The leaders of the House Armed Services Committee’s Seapower subcommittee today repeated their push for the Navy to buy three attack submarines per year and increase its share of the Defense Department budget.

During a Hudson Institute event Friday, Seapower subcommittee chairman Rep. Joe Courtney (D-Conn.) said his initial conversations with the Biden administration make him optimistic they understand the overall importance of the Indo-Pacific region and managing China.

Rep. Joe Courtney (D-Conn.), chairman of the House Armed Services Seapower Subcommittee. (Photo: U.S. Congress)
Rep. Joe Courtney (D-Conn.), chairman of the House Armed Services Committee Subcommittee on Seapower and Projection Forces. (Photo: U.S. Congress)

“My conversations with the new administration – I’ve had some with the new Secretary of State Tony Blinken who, with no prompting, volunteered that he believes that the Indo-Pacific region is the number one sort of foreign policy challenge for the U.S. right now,” Courtney said.

He also said in talking with the new Deputy Secretary of Defense Kathleen Hicks she also, unprompted, said she is aware the importance of that region in her portfolio.

Courtney noted he viewed Chairman of the Joint Chiefs of Staff Army Gen. Mark Milley’s speech during a December event as “quite striking” by advocating for biasing future DoD resources toward sea, air and space platforms over land warfare (Defense Daily, Dec. 4).

He characterized Milley as essentially saying “we’ve got to shift the pie chart within the Pentagon, so we’re all watching to see when the budget comes over.”

The chairman confirmed Congress is expecting the FY 2022 budget request to be sent over late, in April or early May given delayed transition efforts before the Biden administration inauguration in January.

Courtney said their committee will “do everything we can to make sure it’s a good place setter for this Congress.”

Also speaking during the event, ranking member Rob Wittman (R-Va.) underscored the importance of the Navy requesting three Virginia-class attack submarines (SSNs) to both make up for retiring vessels in future years and to match China’s increasing naval forces.

Wittman said it is important for the three submarines to be requested in the FY ’22 budget request because it is “extraordinarily difficult to add things to the president’s budget.”

He was optimistic at the chances of the administration including a third attack submarine in the next budget, saying “I think the glass is half full” with a broader realization of the importance of a naval presence for the military threats the U.S. faces.

Rep. Rob Wittman (R-Va.), ranking member of the House Armed Services Subcommittee on Seapower and Projection Forces. (Photo: U.S. Congress)
Rep. Rob Wittman (R-Va.), ranking member of the House Armed Services Subcommittee on Seapower and Projection Forces. (Photo: U.S. Congress)

When asked about China continuing to build new aircraft carriers, Courtney said that “most people would agree the best countermeasure is attack submarines.”

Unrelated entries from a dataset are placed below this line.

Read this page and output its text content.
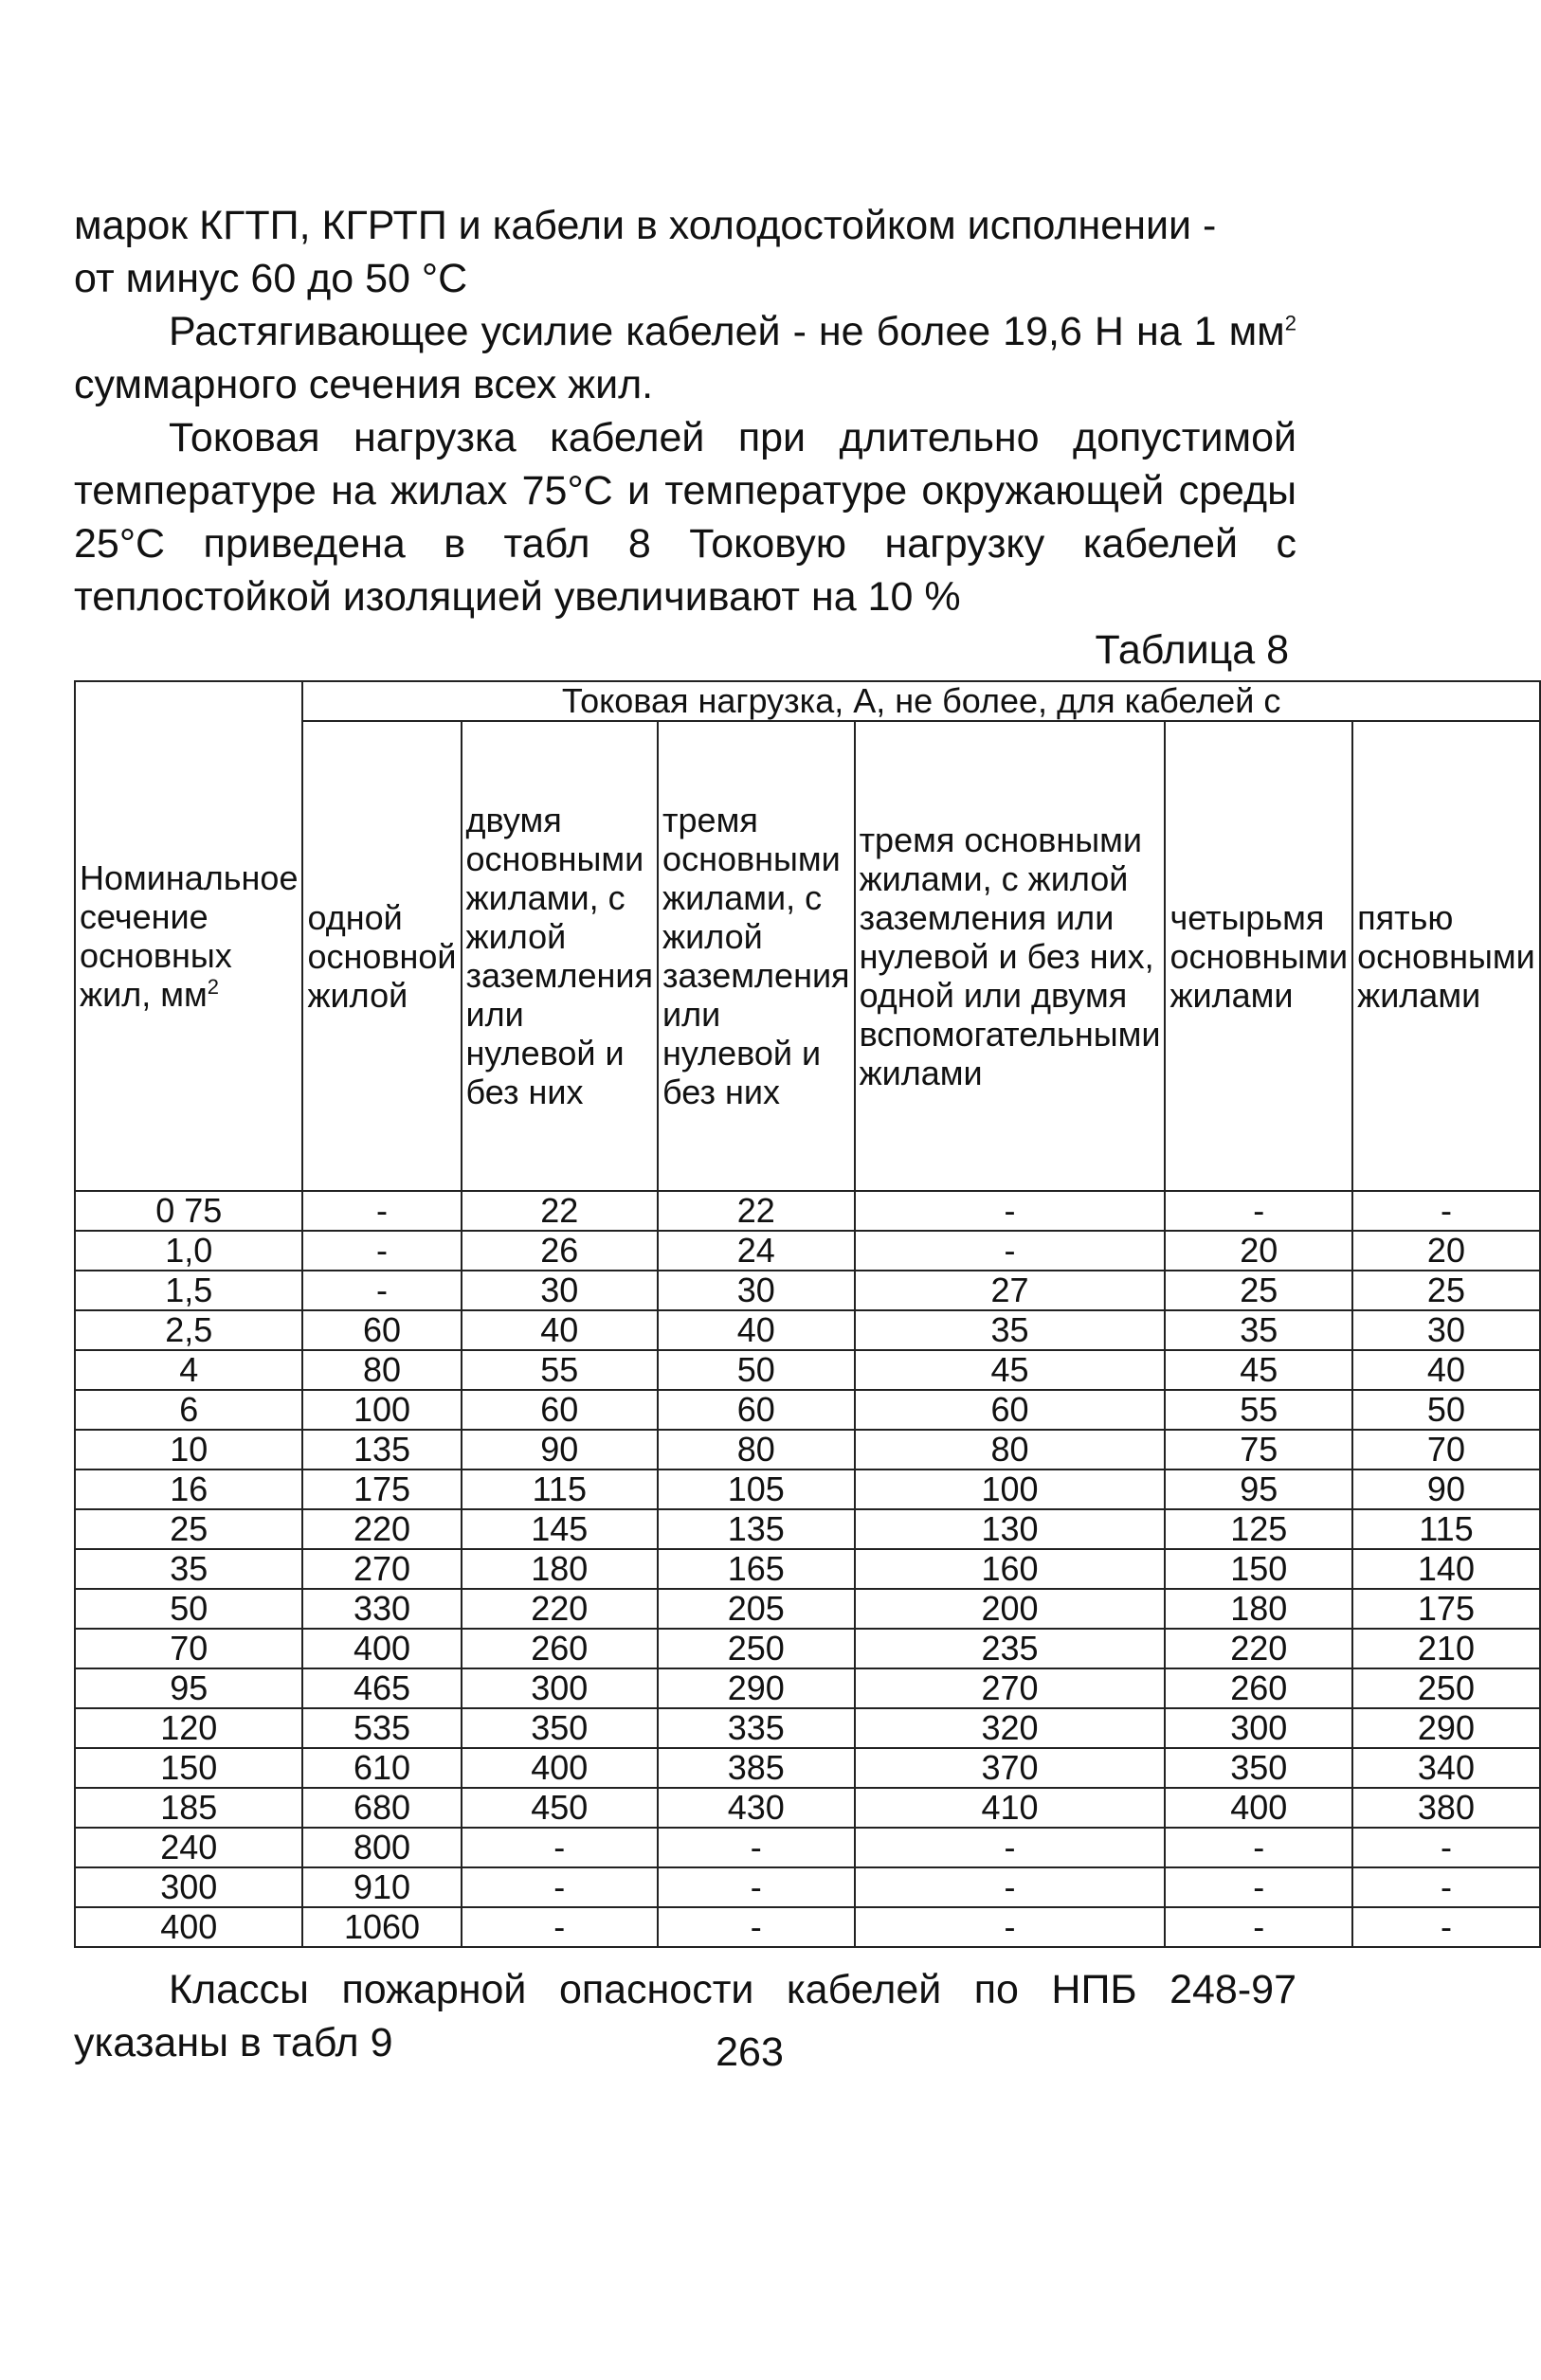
марок КГТП, КГРТП и кабели в холодостойком исполнении -

от минус 60 до 50 °С

Растягивающее усилие кабелей - не более 19,6 Н на 1 $мм^2$ суммарного сечения всех жил.

Токовая нагрузка кабелей при длительно допустимой температуре на жилах 75°С и температуре окружающей среды 25°С приведена в табл 8 Токовую нагрузку кабелей с теплостойкой изоляцией увеличивают на 10 %

Таблица 8

Номинальное сечение основных жил, $мм^2$	Токовая нагрузка, А, не более, для кабелей с					
	одной основной жилой	двумя основными жилами, с жилой заземления или нулевой и без них	тремя основными жилами, с жилой заземления или нулевой и без них	тремя основными жилами, с жилой заземления или нулевой и без них, одной или двумя вспомогательными жилами	четырьмя основными жилами	пятью основными жилами
0 75	-	22	22	-	-	-
1,0	-	26	24	-	20	20
1,5	-	30	30	27	25	25
2,5	60	40	40	35	35	30
4	80	55	50	45	45	40
6	100	60	60	60	55	50
10	135	90	80	80	75	70
16	175	115	105	100	95	90
25	220	145	135	130	125	115
35	270	180	165	160	150	140
50	330	220	205	200	180	175
70	400	260	250	235	220	210
95	465	300	290	270	260	250
120	535	350	335	320	300	290
150	610	400	385	370	350	340
185	680	450	430	410	400	380
240	800	-	-	-	-	-
300	910	-	-	-	-	-
400	1060	-	-	-	-	-

Классы пожарной опасности кабелей по НПБ 248-97 указаны в табл 9	263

He said the Navy’s 30-year shipbuilding plan, released in December, planned to move to building three attack submarines per year and is encouraging because it is “something Rob and I have been yelling from the rooftops.”

However, given how the Columbia-class ballistic missile submarine is now officially starting full construction in 2021 along with two attack submarines per year, Courtney said the government must do more work on increasing the industrial base capability.

“Frankly we’re going to need more facilities if we’re really going to get serious about going for three per year on a regular basis.”

Courtney said he is “very bullish” on the Navy investing more funds in bolstering the industrial base to that effect and the government must “keep performance of the shipyards at uppermost.”

Wittman also said he supports the Navy’s plans to extend the service lives of some Los Angeles-class attack submarines to maintain a larger submarine force but stressed the Navy has to start developing the next-generation of attack submarines beyond Virginia-class vessels.

He said planning the next attack submarines is “critically important” to balance cost with capability.

“We went through the issue with Seawolf in seeing a very fast and effective submarine, but very expensive per copy. So the question is what do we need in the next generation submarine that has the right extension of capability, that gives us that continued undersea strike advantage, but how do we do that at a price tag that allows us to build the number of platforms that we need? Those are going to be incredibly important,” Wittman said.

The two submarine builders for the Navy are General Dynamics’ Electric Boat [GD] based in Courtney’s district in Groton, Conn., and Huntington Ingalls Industries’ Newport News Shipbuilding [HII] in Wittman’s state.